Usta şairin eserleri "Fedai", "Devlet", "Töre", "Bizim Ocak" dergileriyle kendisinin çıkardığı "Yeni Ufuk" gazetesinin yanı sıra "Yeni Düşünce", "Yeni Hafta" ve "Gündüz" gazetelerinde okuyucuyla buluşmuştur.
"Vakit" gazetesi bünyesinde vefatına kadar sürdürdüğü köşe yazarlığı serüvenine başladığı dönemde siyasete dahil olan Karakoç, Milliyetçi Hareket Partisi'ne üye olmuştur.

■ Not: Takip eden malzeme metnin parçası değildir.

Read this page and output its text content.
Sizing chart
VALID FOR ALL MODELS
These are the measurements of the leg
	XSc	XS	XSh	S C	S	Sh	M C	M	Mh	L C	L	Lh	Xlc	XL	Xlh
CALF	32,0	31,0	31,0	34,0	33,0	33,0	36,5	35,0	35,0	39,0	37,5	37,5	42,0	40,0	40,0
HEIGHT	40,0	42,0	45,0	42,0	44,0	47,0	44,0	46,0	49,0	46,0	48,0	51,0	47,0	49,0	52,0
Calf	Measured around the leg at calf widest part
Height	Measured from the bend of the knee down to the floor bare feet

Usta şairin 100'e yakın şiiri bestelenerek İbrahim Tatlıses, Şükriye Tutkun, Selda Bağcan, Musa Eroğlu, Esat Kabaklı, Cem Adrian, Mahsun Kırmızıgül, Manga, Gülay, Orhan Hakalmaz, Hasan Sağındık, Selçuk Küpçük, Gülşen Kutlu, Sevcan Orhan, Güler Duman, Gündoğarken, Haluk Levent ve Azerin tarafından seslendirilerek geniş kitlelere ulaşmıştır.
"Mihriban" eserini 1960'ta yazdığını söyleyen Karakoç, bir açıklamasında şunları anlatmıştı:
"Bazıları 'Gerçek mi?' diyor. Gerçek, diyorum ama adı Mihriban değil. O gençliğimde yaşanmış bir aşktı. Ama şimdi adını deşifre etmem, ayıp olur. Benim takmış olduğum sembol bir isimdir Mihriban. Masa başında yazılmış, hayal bir aşk, bu tadı ve lezzeti vermez. Yaşayacaksın ki yazacaksın. O zamanlar elektrik yoktu. Lamba ışığı altında yazıyordum. Şiire başladığımda lambadaki alev titremeye başladı. 'Lambadaki alev üşüyor' çıktı...demiştir.
Evli ve 3 çocuk babası olan ve hakkında birçok tez, makale de kaleme alınan Karakoç, 7 Haziran 2012'de tedavi gördüğü Gazi Üniversitesi Tıp Fakültesi Hastanesi'nde vefat etmiş, Cenaze namazı o dönemin Diyanet İşleri Başkanı tarafından kıldırılan Karakoç'un naaşı, Kocatepe Camisi'ndeki törenin ardından Bağlum Mezarlığı'nda Şeyh Abdülhakim Arvasi Türbesi'nin yanına defnedilmiştir.
Eserleri
Şair ve yazar Abdurrahim Karakoç, "Çobandan Mektuplar" ve "Düşünce Yazıları" gibi düz yazılarının yanı sıra şu şiir kitaplarına da imza attı:
"Hasan’a Mektuplar", "El Kulakta", "Vur Emri", "Kan Yazısı", "Dosta Doğru", "Suları Islatamadım", "Beşinci Mevsim", "Akıl Karaya Vurdu", "Yasaklı Rüyalar", "Gökçekimi", "Gerdanlık", "Parmak İzi" (Kaynak AA.)